Why would bicycles become a political issue? Partly because things like bike-sharing programs are often placed in opposition to cars and the people who drive them. Lloyd Alter, an adjunct professor at Ryerson University’s school of interior design and the managing editor of
TreeHugger.com, says conservatives sometimes associate bikes “with environmentalism and anti-capitalism. Bike riders live in denser places, don’t go to big-box supercentres, lead a suspiciously different lifestyle.” The political splits in cities are often strongest between urban areas and the suburbs or exurbs, and that pits suburb-friendly transportation, mainly cars, against more “urban” vehicles such as bikes and light rail.
So just as conservative politicians such as Ford have often won votes for their support of the automobile against non-traditional transportation, conservative pundits often stick up for suburban car drivers in the culture war, and portray bicyclists as elitists. Kobylt, cited by
The Atlantic’s Conor Friedersdorf as a practitioner of “the paranoid style in bicycle politics,” told his listeners he fears that cyclists are trying to make him feel like, “I’m second class because I drive a car, or I have a commute to work, or I live in a suburban neighbourhood.” Journalist George Will, a prominent opponent of trains, also mocked then-U.S. secretary of transportation Ray LaHood for his support of biking: “Does he think 0.01 per cent of Americans will ever regularly bike to work?” Will sneered.

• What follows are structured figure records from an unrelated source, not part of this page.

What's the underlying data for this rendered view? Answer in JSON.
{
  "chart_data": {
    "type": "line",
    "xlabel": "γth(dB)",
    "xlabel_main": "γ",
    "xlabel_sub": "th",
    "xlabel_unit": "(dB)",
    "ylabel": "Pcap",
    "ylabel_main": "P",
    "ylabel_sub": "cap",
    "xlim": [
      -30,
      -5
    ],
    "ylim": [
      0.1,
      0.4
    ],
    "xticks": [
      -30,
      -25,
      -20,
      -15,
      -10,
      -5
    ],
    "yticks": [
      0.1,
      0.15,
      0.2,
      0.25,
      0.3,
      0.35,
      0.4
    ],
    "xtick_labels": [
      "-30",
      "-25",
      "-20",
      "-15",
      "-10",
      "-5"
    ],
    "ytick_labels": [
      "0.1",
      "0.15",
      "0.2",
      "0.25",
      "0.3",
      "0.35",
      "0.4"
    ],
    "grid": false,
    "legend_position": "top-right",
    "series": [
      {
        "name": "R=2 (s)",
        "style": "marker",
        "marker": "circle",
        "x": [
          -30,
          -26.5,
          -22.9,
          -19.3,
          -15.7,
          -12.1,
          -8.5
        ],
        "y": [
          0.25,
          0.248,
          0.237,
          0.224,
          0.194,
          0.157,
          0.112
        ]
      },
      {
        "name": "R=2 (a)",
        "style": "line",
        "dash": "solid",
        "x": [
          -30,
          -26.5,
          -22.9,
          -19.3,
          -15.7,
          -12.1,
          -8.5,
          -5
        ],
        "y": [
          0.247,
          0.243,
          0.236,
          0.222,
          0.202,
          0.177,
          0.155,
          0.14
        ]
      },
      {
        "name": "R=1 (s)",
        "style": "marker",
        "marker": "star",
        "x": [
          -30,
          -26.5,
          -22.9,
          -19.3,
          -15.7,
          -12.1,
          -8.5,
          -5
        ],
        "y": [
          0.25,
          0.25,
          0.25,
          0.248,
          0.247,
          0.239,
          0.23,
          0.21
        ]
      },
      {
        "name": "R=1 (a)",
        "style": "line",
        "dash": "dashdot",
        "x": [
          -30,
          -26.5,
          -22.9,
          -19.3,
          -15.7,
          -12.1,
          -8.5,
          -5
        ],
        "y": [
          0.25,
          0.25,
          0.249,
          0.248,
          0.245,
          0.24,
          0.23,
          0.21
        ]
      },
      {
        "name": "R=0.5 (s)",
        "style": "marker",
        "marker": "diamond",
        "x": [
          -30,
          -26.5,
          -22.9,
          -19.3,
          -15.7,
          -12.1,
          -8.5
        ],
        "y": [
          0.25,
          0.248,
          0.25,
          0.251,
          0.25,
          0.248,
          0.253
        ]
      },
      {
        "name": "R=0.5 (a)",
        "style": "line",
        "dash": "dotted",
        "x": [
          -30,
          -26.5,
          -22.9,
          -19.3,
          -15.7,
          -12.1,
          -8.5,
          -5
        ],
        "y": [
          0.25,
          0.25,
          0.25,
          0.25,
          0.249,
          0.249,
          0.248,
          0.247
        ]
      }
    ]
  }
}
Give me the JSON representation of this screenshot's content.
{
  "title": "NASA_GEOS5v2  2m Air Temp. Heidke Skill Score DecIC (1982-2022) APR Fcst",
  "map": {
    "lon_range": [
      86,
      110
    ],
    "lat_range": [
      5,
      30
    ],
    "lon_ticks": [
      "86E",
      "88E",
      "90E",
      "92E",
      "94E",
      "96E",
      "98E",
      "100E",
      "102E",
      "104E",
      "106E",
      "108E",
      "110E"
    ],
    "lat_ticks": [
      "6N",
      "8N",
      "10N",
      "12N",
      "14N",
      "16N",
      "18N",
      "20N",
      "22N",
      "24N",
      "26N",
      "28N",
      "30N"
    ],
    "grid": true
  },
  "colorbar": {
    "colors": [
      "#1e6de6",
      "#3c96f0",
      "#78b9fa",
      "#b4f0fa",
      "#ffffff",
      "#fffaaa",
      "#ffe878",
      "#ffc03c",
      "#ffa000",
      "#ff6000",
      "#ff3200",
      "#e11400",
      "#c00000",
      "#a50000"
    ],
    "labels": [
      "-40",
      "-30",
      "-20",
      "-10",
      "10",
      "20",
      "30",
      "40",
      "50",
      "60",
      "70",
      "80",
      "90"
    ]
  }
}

Alter says that, to some pundits, cyclists are “a powerful force trying to squeeze cars off the road,” and “every advance by the cyclists is seen as an attack on the suburban way of life.”
But just as there are plenty of liberals who drive SUVs, there are plenty of conservatives who contradict the bike-hating stereotype. Nicole Gelinas, a contributor to the conservative urban policy magazine City Journal, published an article about Citibike that, while critical of the program, also tried to counteract some of the stereotypes about it: “Despite fears to the contrary, especially among the elderly,”
she wrote, “bike share won’t harm pedestrians.” Still, as bike-friendly conservative
radio host Mitch Berg told the Utne Reader, “people on both sides of the political aisle do ascribe political significance to biking.” Or, as P.J. O’Rourke put it all those years ago, “I don’t like the kind of people who ride bicycles.”